As ransomware threats mount, it’s time for coordinated tactics
Cybercriminals have been able to act with impunity and without sufficient consequences, said experts at the recent RSA Conference 2021.
Ransomware attacks have become economically burdensome but also increasingly disruptive to basic services, such as health care and education. As the targets for attacks have increased given digitization, the economic and social impact has also grown exponentially.
The average ransom paid for organizations increased from $115,000 in 2019 to $312,000 in 2020, a 171% year-over-year increase, according to a 2021 report from Palo Alto Networks. Additionally, the highest ransom paid by an organization doubled from 2019 to 2020, from $5 million to $10 million.
Set the economic impact against the disruption of basic services, such as health care, banking and education, and ransomware has become a scourge on society, said experts at the recent RSA Conference 2021.
“Ransomware has gone from an economic nuisance to a national threat,” said Michael Daniel, president and CEO of the Cyber Threat Alliance. While in 2013 malicious actors targeted individual servers or computers and garnered about $150 per attack, today, ransomware threats cost hundreds of thousands of dollars and may target hospitals, school systems or other public infrastructure systems that are part of the fabric of society.
These threats are “not just an economic burden on society and imposing a public health and safety threat but also a national security threat,” Daniel said.

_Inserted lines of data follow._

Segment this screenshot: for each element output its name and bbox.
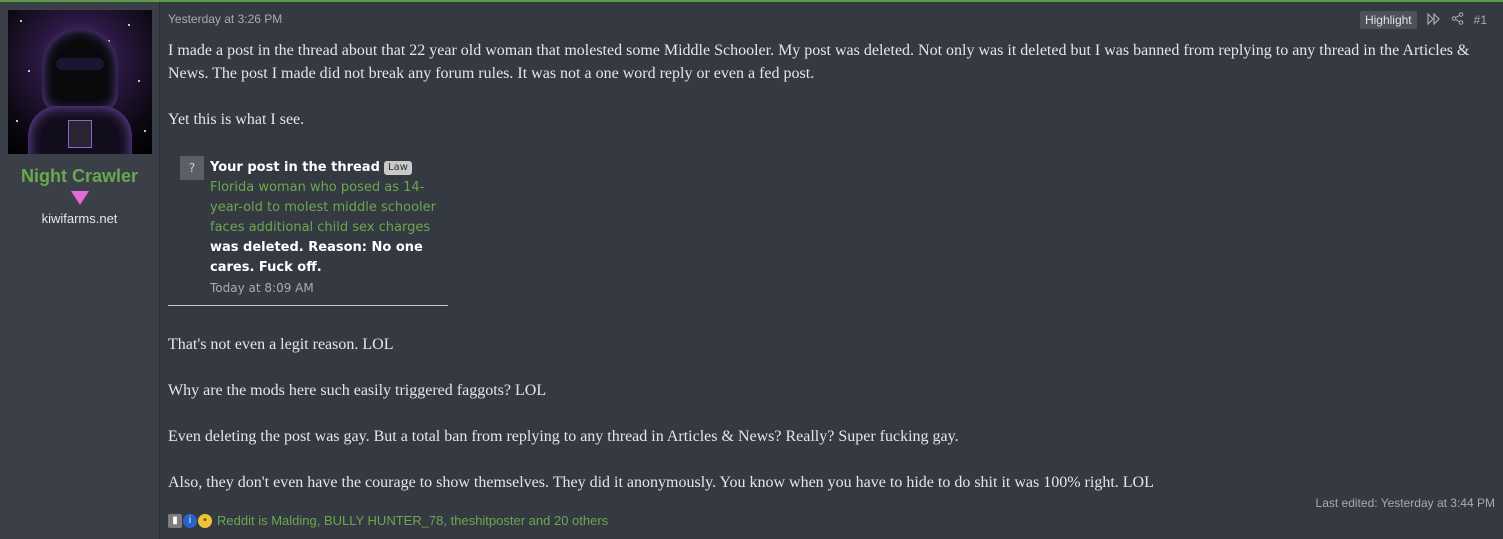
user-sidebar: Night Crawler kiwifarms.net bbox=[0, 2, 160, 539]
thinking-face-icon: • bbox=[198, 513, 212, 528]
post-date[interactable]: Yesterday at 3:26 PM bbox=[168, 12, 282, 26]
thread-prefix-badge: Law bbox=[384, 161, 412, 175]
post-main: Yesterday at 3:26 PM Highlight #1 I made… bbox=[160, 2, 1503, 539]
post-body-continued: That's not even a legit reason. LOL Why … bbox=[168, 333, 1495, 494]
post-body: I made a post in the thread about that 2… bbox=[168, 39, 1495, 131]
fast-forward-icon[interactable] bbox=[1427, 12, 1441, 28]
post-paragraph: Also, they don't even have the courage t… bbox=[168, 474, 1154, 491]
user-title: kiwifarms.net bbox=[41, 211, 118, 226]
post-number[interactable]: #1 bbox=[1474, 13, 1487, 27]
question-icon: ? bbox=[180, 156, 204, 180]
user-marker-icon bbox=[70, 191, 89, 205]
info-icon: i bbox=[183, 513, 197, 528]
reaction-icons: ▮ i • bbox=[168, 513, 213, 528]
share-icon[interactable] bbox=[1451, 12, 1464, 28]
post-paragraph: Yet this is what I see. bbox=[168, 111, 305, 128]
alert-prefix-text: Your post in the thread bbox=[210, 160, 380, 175]
post-actions: Highlight #1 bbox=[1359, 11, 1487, 29]
alert-suffix-text: was deleted. Reason: No one cares. Fuck … bbox=[210, 240, 423, 275]
reactions-bar[interactable]: ▮ i • Reddit is Malding, BULLY HUNTER_78… bbox=[168, 513, 608, 528]
reactions-list[interactable]: Reddit is Malding, BULLY HUNTER_78, thes… bbox=[217, 513, 608, 528]
last-edited[interactable]: Last edited: Yesterday at 3:44 PM bbox=[1316, 496, 1495, 510]
highlight-button[interactable]: Highlight bbox=[1359, 11, 1417, 29]
thread-link[interactable]: Florida woman who posed as 14-year-old t… bbox=[210, 180, 436, 235]
post-paragraph: Why are the mods here such easily trigge… bbox=[168, 382, 547, 399]
post-paragraph: Even deleting the post was gay. But a to… bbox=[168, 428, 959, 445]
avatar[interactable] bbox=[8, 10, 152, 154]
post-header: Yesterday at 3:26 PM Highlight #1 bbox=[168, 2, 1495, 34]
alert-time: Today at 8:09 AM bbox=[210, 281, 314, 295]
post-paragraph: I made a post in the thread about that 2… bbox=[168, 42, 1470, 82]
username[interactable]: Night Crawler bbox=[0, 166, 159, 187]
thumb-icon: ▮ bbox=[168, 513, 182, 528]
quoted-alert: ? Your post in the thread Law Florida wo… bbox=[168, 150, 448, 306]
forum-post: Night Crawler kiwifarms.net Yesterday at… bbox=[0, 0, 1503, 539]
alert-body: Your post in the thread Law Florida woma… bbox=[210, 158, 442, 299]
post-paragraph: That's not even a legit reason. LOL bbox=[168, 336, 394, 353]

Further, paying up hasn’t paid off, according to the Palo Alto Networks report.
Fewer than one in 10 (8%) of organizations retrieved all encrypted files after paying to get their data. In fact, on average, organizations that paid the ransom got back only 65% of their data, with .

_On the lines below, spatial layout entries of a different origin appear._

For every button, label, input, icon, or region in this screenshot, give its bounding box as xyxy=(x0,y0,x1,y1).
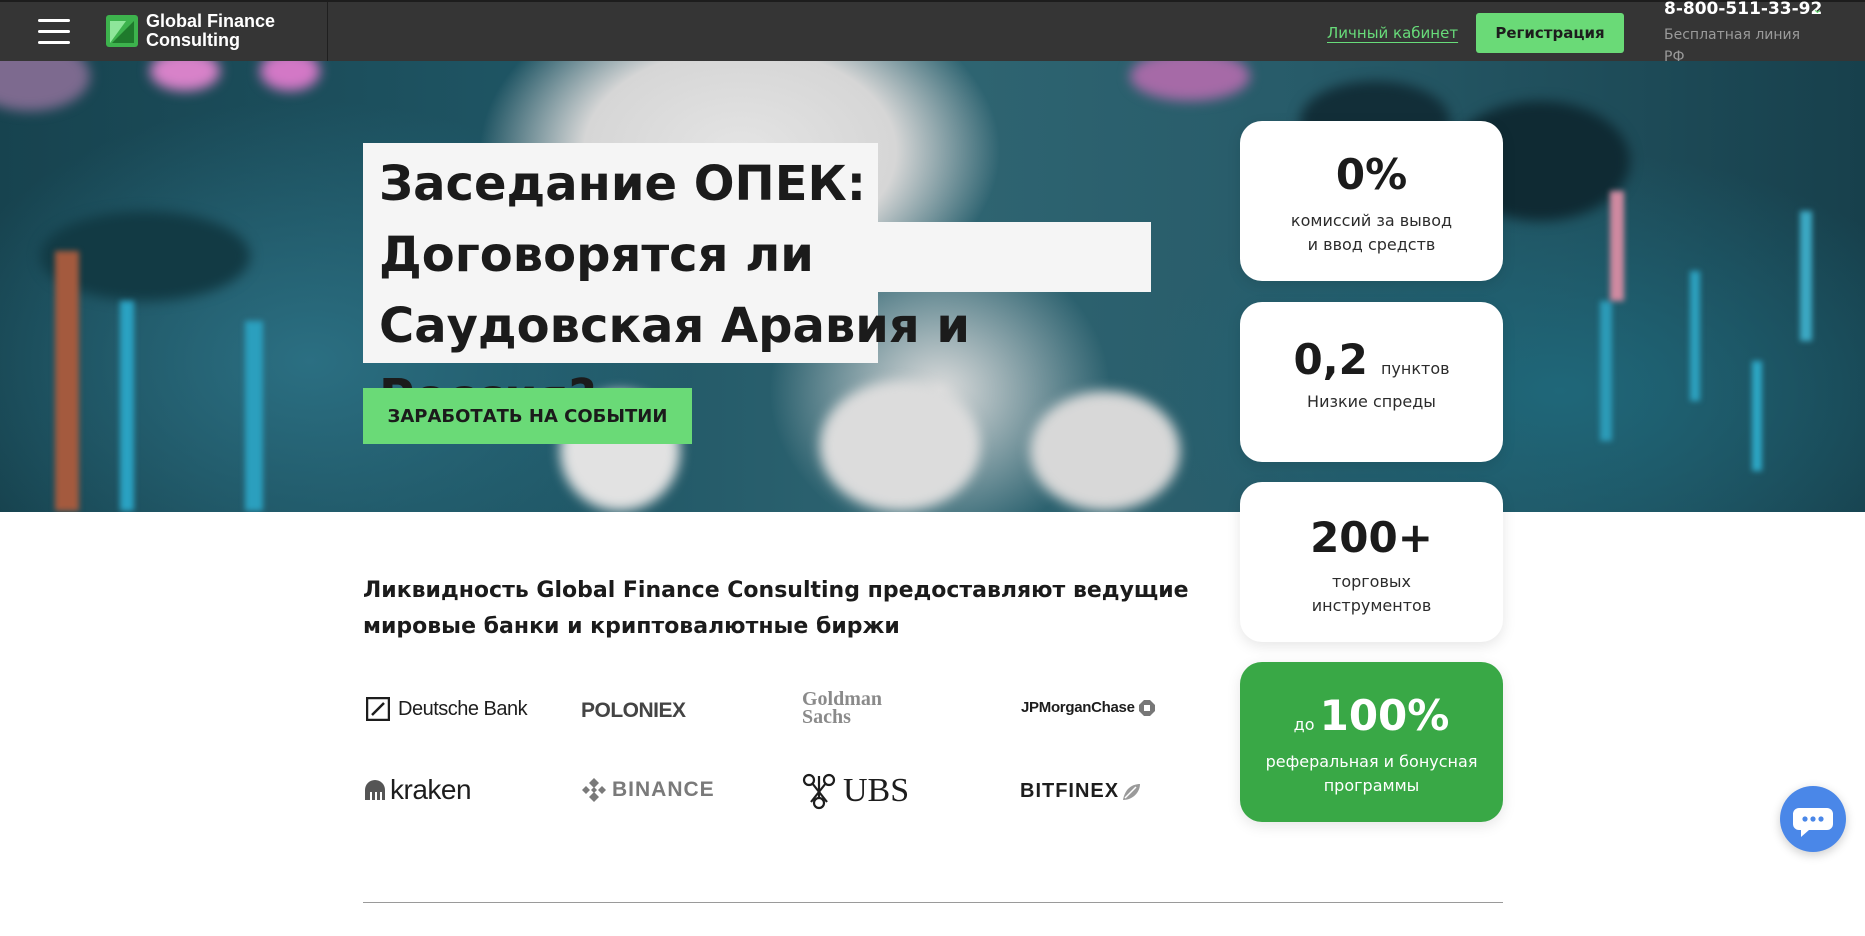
hero-title-bold: Заседание ОПЕК: xyxy=(379,156,866,212)
deutsche-bank-icon xyxy=(366,697,390,721)
logo-line2: Consulting xyxy=(146,30,240,50)
bg-bar xyxy=(1690,271,1700,401)
stat-value: 0,2 xyxy=(1293,335,1368,384)
logo-text: Global Finance Consulting xyxy=(146,12,275,50)
logo-mark-icon xyxy=(106,15,138,47)
stat-caption: торговых xyxy=(1332,572,1411,591)
ubs-keys-icon xyxy=(802,773,836,810)
stat-value: 200+ xyxy=(1310,513,1433,562)
bg-blob xyxy=(1130,61,1250,101)
stat-card-referral: до 100% реферальная и бонусная программы xyxy=(1240,662,1503,822)
goldman-sachs-logo: Goldman Sachs xyxy=(802,689,882,728)
ubs-logo: UBS xyxy=(801,772,909,810)
section-divider xyxy=(363,902,1503,903)
bg-bar xyxy=(55,251,79,511)
deutsche-bank-name: Deutsche Bank xyxy=(398,697,528,720)
binance-logo: BINANCE xyxy=(582,778,715,802)
bg-blob xyxy=(260,61,320,91)
bitfinex-name: BITFINEX xyxy=(1020,780,1120,802)
binance-icon xyxy=(582,778,606,802)
chevron-down-icon[interactable]: ⌄ xyxy=(1812,2,1823,17)
stat-caption: Низкие спреды xyxy=(1307,392,1436,411)
kraken-logo: kraken xyxy=(363,774,472,806)
stat-caption: комиссий за вывод xyxy=(1290,211,1453,230)
bg-bar xyxy=(1800,211,1812,341)
bg-bar xyxy=(120,301,134,511)
liquidity-text: Ликвидность Global Finance Consulting пр… xyxy=(363,578,1189,639)
bitfinex-logo: BITFINEX xyxy=(1020,780,1141,803)
binance-name: BINANCE xyxy=(612,778,715,801)
stat-value: 100% xyxy=(1319,691,1450,740)
menu-icon[interactable] xyxy=(38,19,70,45)
stat-caption: реферальная и бонусная xyxy=(1265,752,1478,771)
bg-bar xyxy=(1752,361,1762,471)
logo[interactable]: Global Finance Consulting xyxy=(106,12,275,50)
hero-banner: Заседание ОПЕК: Договорятся ли Саудовска… xyxy=(0,61,1865,512)
poloniex-logo: POLONIEX xyxy=(581,699,686,722)
bg-blob xyxy=(150,61,220,91)
ubs-name: UBS xyxy=(843,772,910,809)
stat-caption: и ввод средств xyxy=(1307,235,1436,254)
bitfinex-leaf-icon xyxy=(1123,783,1141,800)
stat-card-spreads: 0,2 пунктов Низкие спреды xyxy=(1240,302,1503,462)
phone-number[interactable]: 8-800-511-33-92 xyxy=(1664,0,1822,19)
personal-account-link[interactable]: Личный кабинет xyxy=(1327,24,1458,42)
stat-prefix: до xyxy=(1293,715,1315,734)
header-divider xyxy=(327,2,328,63)
kraken-icon xyxy=(365,780,385,800)
top-header: Global Finance Consulting Личный кабинет… xyxy=(0,0,1865,65)
deutsche-bank-logo: Deutsche Bank xyxy=(366,697,528,721)
stat-caption: инструментов xyxy=(1311,596,1432,615)
bg-bar xyxy=(1600,301,1612,441)
jpmorgan-logo: JPMorganChase xyxy=(1021,699,1155,716)
bg-bar xyxy=(245,321,263,511)
bg-bar xyxy=(1610,191,1624,301)
stat-unit: пунктов xyxy=(1380,359,1450,378)
stat-card-commission: 0% комиссий за вывод и ввод средств xyxy=(1240,121,1503,281)
chase-octagon-icon xyxy=(1138,699,1155,716)
stat-caption: программы xyxy=(1323,776,1420,795)
stat-value: 0% xyxy=(1335,150,1408,199)
stat-card-instruments: 200+ торговых инструментов xyxy=(1240,482,1503,642)
logo-line1: Global Finance xyxy=(146,11,276,31)
stat-value-row: 0,2 пунктов xyxy=(1240,336,1503,384)
earn-on-event-button[interactable]: ЗАРАБОТАТЬ НА СОБЫТИИ xyxy=(363,388,692,444)
stat-value-row: до 100% xyxy=(1240,692,1503,740)
chat-bubble-icon xyxy=(1793,808,1833,837)
goldman-line2: Sachs xyxy=(802,706,851,728)
bg-blob xyxy=(0,61,90,111)
jpmorgan-name: JPMorganChase xyxy=(1021,699,1135,716)
register-button[interactable]: Регистрация xyxy=(1476,13,1624,53)
chat-button[interactable] xyxy=(1780,786,1846,852)
kraken-name: kraken xyxy=(390,774,472,805)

Stopping Ransomware Threats Requires Partnership
According to the panel, ransomware attacks have become increasingly profitable but also turnkey and commoditized for attackers. That’s party because ransomware’s victims haven’t developed an appropriately powerful response to combat it.
Experts agreed that thwarting ransomware attacks will require coordination among public-sector organizations, such as the FBI and the Department of Defense, and private companies.